Chaos libyen : après Cameron, le Parlement britannique accable aussi Sarkozy
Un rapport cinglant du Parlement britannique accuse Nicolas Sarkozy d'avoir déclenché l'intervention militaire contre Kadhafi. Le président français aurait eu pour but de stopper les velléités d'indépendance de la Libye.
Pour Westminster, les choses sont claires. La France a mené la danse et le Royaume-Uni s'est contenté de suivre. Selon un dernier rapport de la Commission des affaires étrangères de la Chambre des communes britannique, ce sont les efforts diplomatiques de la France qui ont ouvert la voie aux opérations militaires en Libye. Et Nicolas Sarkozy aurait poussé à l'intervention afin, dit la commission, d'«accroître l'influence française en Afrique du Nord» mais aussi d'«améliorer sa situation politique en France».
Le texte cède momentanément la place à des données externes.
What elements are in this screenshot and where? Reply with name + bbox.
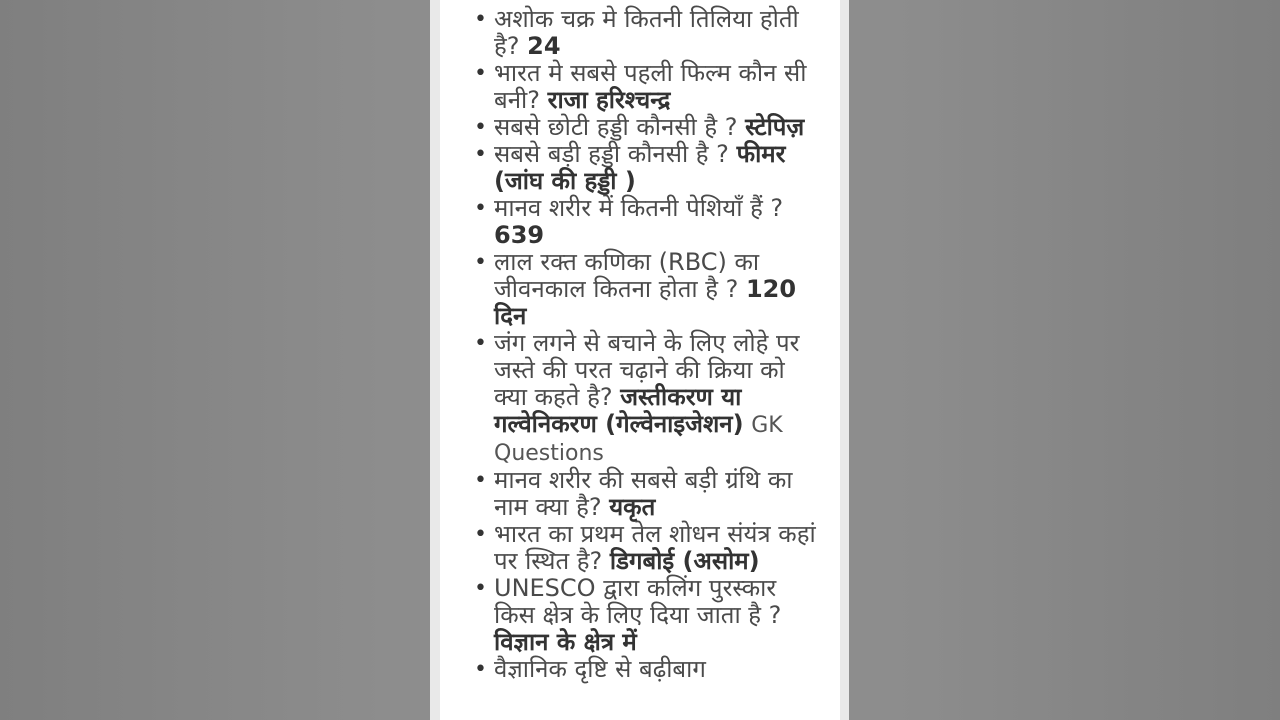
question-text: मानव शरीर की सबसे बड़ी ग्रंथि का नाम क्या है? [494,466,793,521]
question-text: UNESCO द्वारा कलिंग पुरस्कार किस क्षेत्र के लिए दिया जाता है ? [494,574,782,629]
answer-text: 120 दिन [494,275,797,330]
answer-text: 24 [527,32,561,60]
list-item [494,114,824,141]
question-text: मानव शरीर में कितनी पेशियाँ हैं ? [494,194,784,222]
answer-text: यकृत [609,493,656,521]
answer-text: जस्तीकरण या गल्वेनिकरण (गेल्वेनाइजेशन) [494,383,744,438]
list-item [494,249,824,330]
answer-text: स्टेपिज़ [745,113,805,141]
answer-text: डिगबोई (असोम) [609,547,760,575]
list-item [494,195,824,249]
list-item [494,6,824,60]
question-text: लाल रक्त कणिका (RBC) का जीवनकाल कितना होता है ? [494,248,760,303]
list-item [494,575,824,656]
list-item [494,330,824,467]
question-text: सबसे बड़ी हड्डी कौनसी है ? [494,140,729,168]
question-text: जंग लगने से बचाने के लिए लोहे पर जस्ते की परत चढ़ाने की क्रिया को क्या कहते है? [494,329,800,411]
list-item [494,60,824,114]
answer-text: 639 [494,221,545,249]
list-item [494,656,824,683]
list-item [494,467,824,521]
list-item [494,141,824,195]
question-answer-list [494,6,824,683]
question-text: सबसे छोटी हड्डी कौनसी है ? [494,113,738,141]
answer-text: विज्ञान के क्षेत्र में [494,628,637,656]
gk-document-page [440,0,840,720]
question-text: अशोक चक्र मे कितनी तिलिया होती है? [494,5,799,60]
list-item [494,521,824,575]
answer-text: फीमर (जांघ की हड्डी ) [494,140,786,195]
question-text: वैज्ञानिक दृष्टि से बढ़ीबाग [494,655,706,683]
question-text: भारत का प्रथम तेल शोधन संयंत्र कहां पर स्थित है? [494,520,816,575]
question-text: भारत मे सबसे पहली फिल्म कौन सी बनी? [494,59,807,114]
gk-questions-tag: GK Questions [494,413,783,466]
answer-text: राजा हरिश्चन्द्र [547,86,671,114]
Pour arriver à cette conclusion explosive, les parlementaires s'appuient sur des échanges de 2011 entre les services secrets français et la secrétaire d'Etat américaine, une certaine Hillary Clinton. Ils ont aussi épluché les mails échangés entre cette dernière et l'un de ses conseillers, Sidney Blumenthal, rémunéré 10 000 dollars par mois, non pas par le gouvernement américain mais par la désormais célèbre Fondation Clinton.
Et selon ces courriers électroniques, obtenus après une requête du magazine Vice en vertu de la Loi sur la liberté de l'information (FOIA), la France aurait eu d'autres but que de protéger les citoyens de Benghazi de la vindicte du dirigeant libyen. Selon Sidney Blumenthal, la France souhaitait mettre la main sur l'or libyen, dont elle craignait que Kadhafi ne fasse usage pour affaiblir son influence dans la région : «répondre aux projets de Khadafi de supplanter la France en Afrique francophone», explique ainsi textuellement le conseiller à la secrétaire d'Etat dans les mémos qu'il lui a envoyés.
Kadhafi voulait-il «dé-dollariser» le commerce du pétrole?
Mais dans un autre mail de Sidney Blumenthal adressé à Hillary Clinton, on peut lire : «Selon les informations sensibles disponibles par cette source, le gouvernement de Kadhafi détient 143 tonnes d’or, et un montant similaire en argent… Cet or a été accumulé avant le courant de rébellion et était destiné à être utilisé pour établir une monnaie panafricaine basée sur le dinar-or libyen». En 2009, Kadhafi, alors président de l'Union africaine, appelait les pays africains à créer une nouvelle monnaie, basée sur l'or, afin de se passer du dollar pour leurs exportations de pétrole. Une menace pour l'hégémonie monétaire mondiale du billet vert.
#RoyaumeUni: des parlementaires accusent #Cameron «responsable de l'effondrement #Libye» >>> https://t.co/idKDsFUs2jpic.twitter.com/ID6sqXKnCz
— RT France (@RTenfrancais) 14 septembre 2016
Aussi les intérêts de la diplomatie américaine, de la City, de Wall Street et de Nicolas Sarkozy, soupçonné d'avoir bénéficié en 2007 de fonds libyens afin de financer sa campagne, peuvent-ils sembler convergents.
L'affaire du financement libyen de la campagne de Sarkozy continue
Initié en 2012 avec les révélations de Mediapart, le feuilleton continue. L'ancien Premier ministre Dominique de Villepin a ainsi été entendu le 13 septembre comme témoin dans l'enquête sur un possible financement libyen de la campagne présidentielle de Nicolas Sarkozy en 2017. Les juges enquêtent depuis 2013 sur ce dossier, à la suite des accusations de plusieurs anciens dignitaires du gouvernement libyen, concernant notamment Béchir Saleh Béchir, un haut fonctionnaire et diplomate et fidèle de Khadafi, recherché par Interpol, mais secrètement exfiltré en 2012 de Libye vers la Syrie par la Direction centrale du renseignement intérieur (DCRI).
Campagne pour la présidentielle de 2007:Villepin entendu comme témoin https://t.co/pXlRCQQeYc#France#Libye#Sarkozy
— Jérémie Deguire (@JrmieJ) 13 septembre 2016
Les juges s'intéressent en particulier aux conditions dans lesquelles le haut fonctionnaire a pu obtenir un passeport diplomatique du Niger «sur le conseil et la pression d'un pays européen», alors qu'il était également sous le coup d'un mandat d'arrêt en Libye. Se basant sur les allégations de l'homme d'affaires Ziad Takieddine, le parquet souhaite également éclaircir la nature des rencontres entre Béchir Saleh Béchir et Claude Guéant, alors directeur de cabinet de Nicolas Sarkozy.